O País precisa urgentemente de um choque
fiscal. A dívida pública vai alcançar os 80% do Produto Interno Bruto (PIB),
rapidamente, e a tarefa de estabilizar esse indicador poderá transformar-se em
missão impossível. Tudo depende da elite política do País e de sua consciência.
O dinheiro acabou, nobres parlamentares. Já rasparam o tacho, já distorceram a
reforma tributária do consumo enfiando mais benefícios para a Zona Franca de
Manaus e diversos setores amigos do rei. O que mais os senhores pretendem?

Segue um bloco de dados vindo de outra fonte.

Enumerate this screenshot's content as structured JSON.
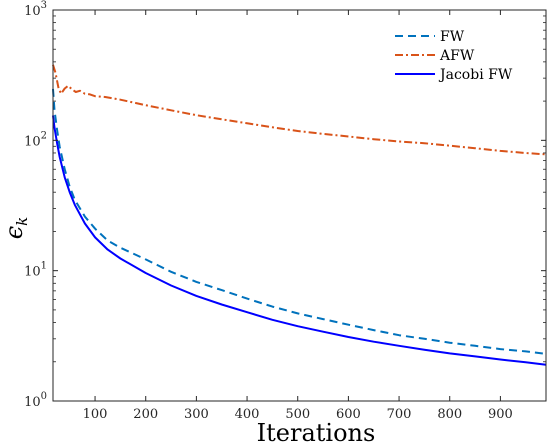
{
  "chart_data": {
    "type": "line",
    "title": "",
    "xlabel": "Iterations",
    "ylabel": "ϵ",
    "ylabel_sub": "k",
    "xlim": [
      17,
      990
    ],
    "ylim": [
      1,
      1000
    ],
    "yscale": "log",
    "grid": false,
    "legend_position": "top-right",
    "x_ticks": [
      100,
      200,
      300,
      400,
      500,
      600,
      700,
      800,
      900
    ],
    "x_tick_labels": [
      "100",
      "200",
      "300",
      "400",
      "500",
      "600",
      "700",
      "800",
      "900"
    ],
    "y_ticks": [
      1,
      10,
      100,
      1000
    ],
    "y_tick_labels": [
      {
        "base": "10",
        "exp": "0"
      },
      {
        "base": "10",
        "exp": "1"
      },
      {
        "base": "10",
        "exp": "2"
      },
      {
        "base": "10",
        "exp": "3"
      }
    ],
    "series": [
      {
        "name": "FW",
        "color": "#0072bd",
        "style": "dashed",
        "x": [
          17,
          20,
          25,
          30,
          40,
          50,
          60,
          80,
          100,
          125,
          150,
          200,
          250,
          300,
          350,
          400,
          450,
          500,
          550,
          600,
          650,
          700,
          750,
          800,
          850,
          900,
          950,
          990
        ],
        "y": [
          248,
          170,
          120,
          90,
          60,
          44,
          35,
          26,
          21,
          17,
          15,
          12.2,
          9.8,
          8.2,
          7.1,
          6.1,
          5.3,
          4.7,
          4.25,
          3.85,
          3.5,
          3.2,
          3.0,
          2.8,
          2.65,
          2.5,
          2.4,
          2.3
        ]
      },
      {
        "name": "AFW",
        "color": "#d95319",
        "style": "dashdot",
        "x": [
          17,
          22,
          28,
          33,
          40,
          47,
          55,
          62,
          70,
          80,
          90,
          100,
          120,
          150,
          200,
          250,
          300,
          350,
          400,
          450,
          500,
          550,
          600,
          650,
          700,
          750,
          800,
          850,
          900,
          950,
          990
        ],
        "y": [
          380,
          330,
          250,
          228,
          250,
          262,
          245,
          235,
          240,
          228,
          225,
          218,
          215,
          205,
          186,
          170,
          156,
          145,
          135,
          126,
          118,
          112,
          107,
          102,
          98,
          95,
          91,
          87,
          83,
          80,
          78
        ]
      },
      {
        "name": "Jacobi FW",
        "color": "#0000ff",
        "style": "solid",
        "x": [
          17,
          20,
          25,
          30,
          40,
          50,
          60,
          80,
          100,
          125,
          150,
          200,
          250,
          300,
          350,
          400,
          450,
          500,
          550,
          600,
          650,
          700,
          750,
          800,
          850,
          900,
          950,
          990
        ],
        "y": [
          155,
          125,
          95,
          75,
          52,
          40,
          32,
          23,
          18,
          14.5,
          12.4,
          9.6,
          7.7,
          6.4,
          5.5,
          4.8,
          4.2,
          3.75,
          3.4,
          3.1,
          2.85,
          2.65,
          2.47,
          2.32,
          2.2,
          2.08,
          1.98,
          1.9
        ]
      }
    ]
  }
}
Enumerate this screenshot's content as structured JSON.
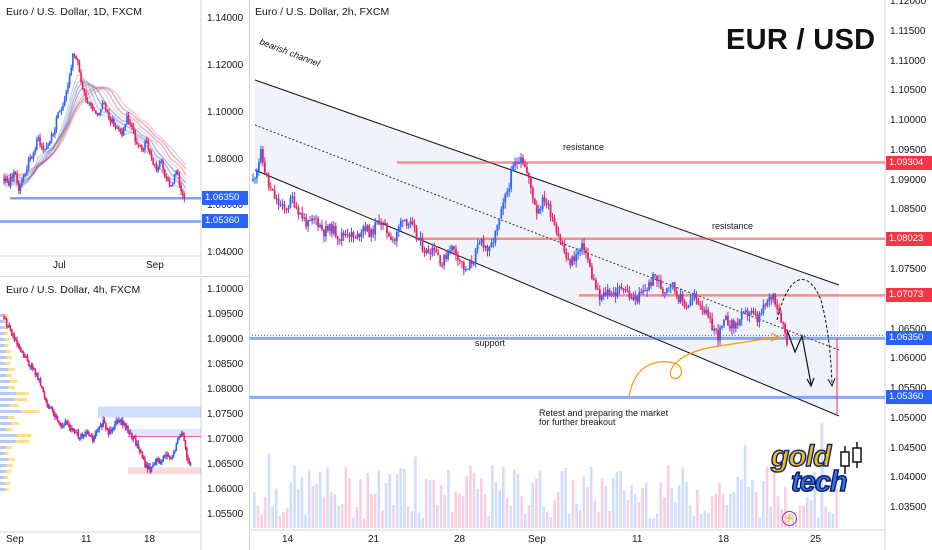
{
  "main": {
    "title": "Euro / U.S. Dollar, 2h, FXCM",
    "big_title": "EUR / USD",
    "y_ticks": [
      "1.12000",
      "1.11500",
      "1.11000",
      "1.10500",
      "1.10000",
      "1.09500",
      "1.09000",
      "1.08500",
      "1.08000",
      "1.07500",
      "1.07000",
      "1.06500",
      "1.06000",
      "1.05500",
      "1.05000",
      "1.04500",
      "1.04000",
      "1.03500"
    ],
    "x_ticks": [
      "14",
      "21",
      "28",
      "Sep",
      "11",
      "18",
      "25"
    ],
    "price_labels": [
      "1.09304",
      "1.08023",
      "1.07073",
      "1.06350",
      "1.05360"
    ],
    "annotations": {
      "channel": "bearish channel",
      "resistance_1": "resistance",
      "resistance_2": "resistance",
      "support": "support",
      "note_line1": "Retest and preparing the market",
      "note_line2": "for further breakout"
    },
    "logo_top": "gold",
    "logo_bottom": "tech"
  },
  "daily": {
    "title": "Euro / U.S. Dollar, 1D, FXCM",
    "y_ticks": [
      "1.14000",
      "1.12000",
      "1.10000",
      "1.08000",
      "1.06000",
      "1.04000"
    ],
    "x_ticks": [
      "Jul",
      "Sep"
    ],
    "price_labels": [
      "1.06350",
      "1.05360"
    ]
  },
  "h4": {
    "title": "Euro / U.S. Dollar, 4h, FXCM",
    "y_ticks": [
      "1.10000",
      "1.09500",
      "1.09000",
      "1.08500",
      "1.08000",
      "1.07500",
      "1.07000",
      "1.06500",
      "1.06000",
      "1.05500"
    ],
    "x_ticks": [
      "Sep",
      "11",
      "18"
    ]
  },
  "colors": {
    "up": "#2962ff",
    "down": "#e91e63",
    "resistance": "#f23645",
    "support": "#2962ff",
    "channel_fill": "#e8eaf6"
  },
  "chart_data": [
    {
      "type": "candlestick",
      "title": "Euro / U.S. Dollar, 2h, FXCM",
      "ylim": [
        1.032,
        1.12
      ],
      "x_ticks": [
        "14",
        "21",
        "28",
        "Sep",
        "11",
        "18",
        "25"
      ],
      "levels": [
        {
          "label": "resistance",
          "value": 1.09304
        },
        {
          "label": "resistance",
          "value": 1.08023
        },
        {
          "label": "",
          "value": 1.07073
        },
        {
          "label": "support",
          "value": 1.0635
        },
        {
          "label": "",
          "value": 1.0536
        }
      ],
      "path": [
        1.09,
        1.0945,
        1.089,
        1.0865,
        1.085,
        1.087,
        1.0845,
        1.0825,
        1.0835,
        1.0815,
        1.082,
        1.0805,
        1.0815,
        1.08,
        1.0825,
        1.081,
        1.0835,
        1.0815,
        1.08,
        1.084,
        1.0825,
        1.08,
        1.078,
        1.079,
        1.076,
        1.079,
        1.0775,
        1.0745,
        1.077,
        1.08,
        1.078,
        1.082,
        1.087,
        1.092,
        1.0945,
        1.09,
        1.085,
        1.087,
        1.084,
        1.08,
        1.076,
        1.0775,
        1.079,
        1.074,
        1.07,
        1.0715,
        1.071,
        1.0725,
        1.07,
        1.0705,
        1.072,
        1.074,
        1.0715,
        1.073,
        1.0705,
        1.069,
        1.0705,
        1.069,
        1.066,
        1.064,
        1.0665,
        1.0655,
        1.067,
        1.068,
        1.0665,
        1.069,
        1.071,
        1.067,
        1.062
      ]
    },
    {
      "type": "candlestick",
      "title": "Euro / U.S. Dollar, 1D, FXCM",
      "ylim": [
        1.038,
        1.146
      ],
      "path": [
        1.072,
        1.07,
        1.075,
        1.068,
        1.073,
        1.079,
        1.083,
        1.089,
        1.084,
        1.087,
        1.091,
        1.099,
        1.104,
        1.112,
        1.124,
        1.121,
        1.11,
        1.105,
        1.103,
        1.099,
        1.104,
        1.1,
        1.096,
        1.093,
        1.091,
        1.098,
        1.094,
        1.086,
        1.084,
        1.088,
        1.08,
        1.076,
        1.079,
        1.071,
        1.069,
        1.075,
        1.067,
        1.063
      ]
    },
    {
      "type": "candlestick",
      "title": "Euro / U.S. Dollar, 4h, FXCM",
      "ylim": [
        1.052,
        1.102
      ],
      "path": [
        1.0945,
        1.0925,
        1.09,
        1.088,
        1.0865,
        1.085,
        1.0835,
        1.081,
        1.078,
        1.076,
        1.0745,
        1.073,
        1.0735,
        1.072,
        1.071,
        1.0705,
        1.0715,
        1.07,
        1.072,
        1.0735,
        1.0715,
        1.073,
        1.0745,
        1.073,
        1.0715,
        1.07,
        1.068,
        1.065,
        1.064,
        1.066,
        1.0655,
        1.067,
        1.066,
        1.069,
        1.072,
        1.067,
        1.064
      ]
    }
  ]
}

Agora, desidratam os projetos e a Proposta de
Emenda à Constituição (PEC) enviada pelo Executivo para providenciar um ajuste
fiscal mínimo. Atuam como se Brasília fosse uma espécie de bolha apartada da
sociedade brasileira e da economia. Enquanto a pobreza e a miséria ainda
envergonham a Nação, o Congresso dá-se ao luxo de praticar o proselitismo, mas
não por ele mesmo; pior, tendo em vista mascarar seus reais objetivos de
disparar mais e mais recursos por meio de emendas, descumprindo a decisão do
STF.
Até quando o País aguentará que certas saúvas
sigam trabalhando para acabar com a prosperidade, o crescimento econômico e a
normalidade dos mercados? Estamos chegando a um limite preocupante. O ministro
da Fazenda parece voz isolada. O presidente da República tem de entrar no jogo
e mostrar de que lado está: do populismo barato, com medidas impensadas para
ampliar a isenção do Imposto de Renda, ou do ajuste das contas e da
responsabilidade que ele mesmo chegou a defender e a praticar?
Deixar nas mãos do Banco Central a tarefa de
restabelecer a normalidade na economia nacional vai significar juros nas
alturas e crescimento econômico no chão. A elevação da Selic é o instrumento de
que a autoridade monetária dispõe, bem como as intervenções no mercado de
dólar. Mas o uso dessa caixa de ferramentas não servirá para muita coisa se o
Congresso não avançar na direção do ajuste fiscal proposto pelo governo.
É hora de apoiar o programa de contenção de
gastos. Mais do que isso, de aprimorá-lo e de ampliá-lo. A dívida pública não
vai se estabilizar apenas com as ações anunciadas. Sobretudo, não estacionará
na presença de juros ainda mais elevados, já contratados em 14,25% ao ano após
a última decisão do Comitê de Política Monetária (Copom).
Para ter claro, o déficit primário projetado
para o ano que vem, mesmo sob os efeitos do novo pacote, tende a ficar acima de
R$ 90 bilhões. A meta zero, como se vê, está muito distante. Pior, para
estabilizar a dívida/PIB, é preciso produzir superávit primário. Com juros
reais de 10%, nível para o qual estamos caminhando sem atalhos, mesmo que a
economia cresça em torno de 3%, seria preciso gerar superávit primário de mais
de 5,5% do PIB. É impraticável. A conta evidencia o tamanho do pesadelo em que
nos metemos por pura inépcia.
O governo tem culpa na demora para enviar as
medidas de ajuste, na contratação de gastos desnecessários desde o início do
mandato atual e na falta de foco na tesoura. Entretanto, tomou uma decisão
correta, agora, ao enviar um pacote de contenção de gastos. O Congresso tem de
acordar para a realidade e deixar de lado a mesquinharia que parece ter
dominado o Plenário Ulysses Guimarães.